Chwyciłem za rękę Ene i wyszliśmy z kuchni. Dziewczynkę oddałem w ręce innego mieszkańca. Enę przysunąłem do swojego boku i objąłem go.
- Dobrze, że nic ci nie jest. - powiedziałem, szepcząc.
- Dziękuje. Hyo czy wszystko jest w początku? - zapytał. Oparłem się o niego, ale po prostu nie wiedziałem co mam powiedzieć. Chciałem mu powiedzieć, że ma nie ryzykować. Jednakże z drugiej strony to mogłem mu powiedzieć, czego chce Kal...

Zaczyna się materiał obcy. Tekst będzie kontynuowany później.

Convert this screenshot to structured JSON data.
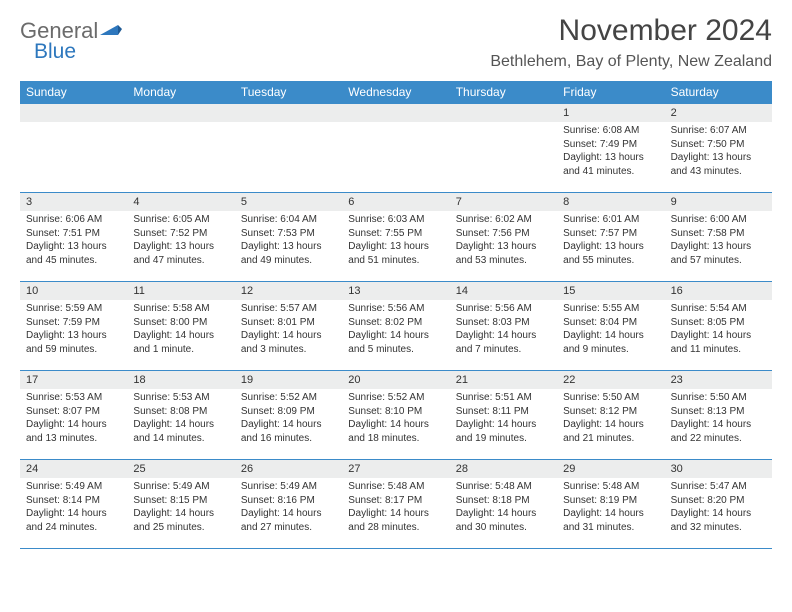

- Kal jest nieobliczalny. Nie pogodził się z faktem, że nie jestem jego. - przerwałem. Odwróciłem wzrok i odetchnąłem. - Eli jest mieszańcem. Jej rodzice zostali zabici jak zresztą cała wioska. Tę wioskę zmasakrował Kal. Dziewczynka była pośród zwłok. Była taka malutka, nie płakała. Jednakże gdybym jej nie zabrał i nie ochronił. Kal by także ją zabił. Kal zrobił wiele złego, ale mimo wszystko nie mogę go tak wyrzucić, musi zapłacić za to, co zrobił. - dodałem. Puściłem Ene, po czym z uśmiechem na niego spojrzałem. - Wszystko w porządku, dzięki, że pytasz. - ktoś do mnie podszedł i wraz z tą osobą ruszyłem, machając do Eny. Opowiedziałem to, ponieważ.. Nie wiem czemu. Może trochę to mu wyjaśni albo też skomplikuje.
***
Wszyscy w zmienionych strojach, zaczęli się bawić w najlepsze. Dzieciaki były z driadami. Ja siedziałem sobie na schodach i patrzyłem na ich uśmiechy. Pili, rozmawiali, tańczyli. Tak spokojnie. Kiedyś było ich więcej, ale przez pewne wydarzenia, zniknęli. Uśmiechałem się mimo to, podawali mi nawet drinki, jednakże piłem cały czas jeden ten sam napój. Jakoś nie chciało mi się pić. Szukałem też Eny, znalezienie go było nie lada wyzwaniem. Wiele osób go oblazło. Najwyraźniej mieli o czym rozmawiać.Ena?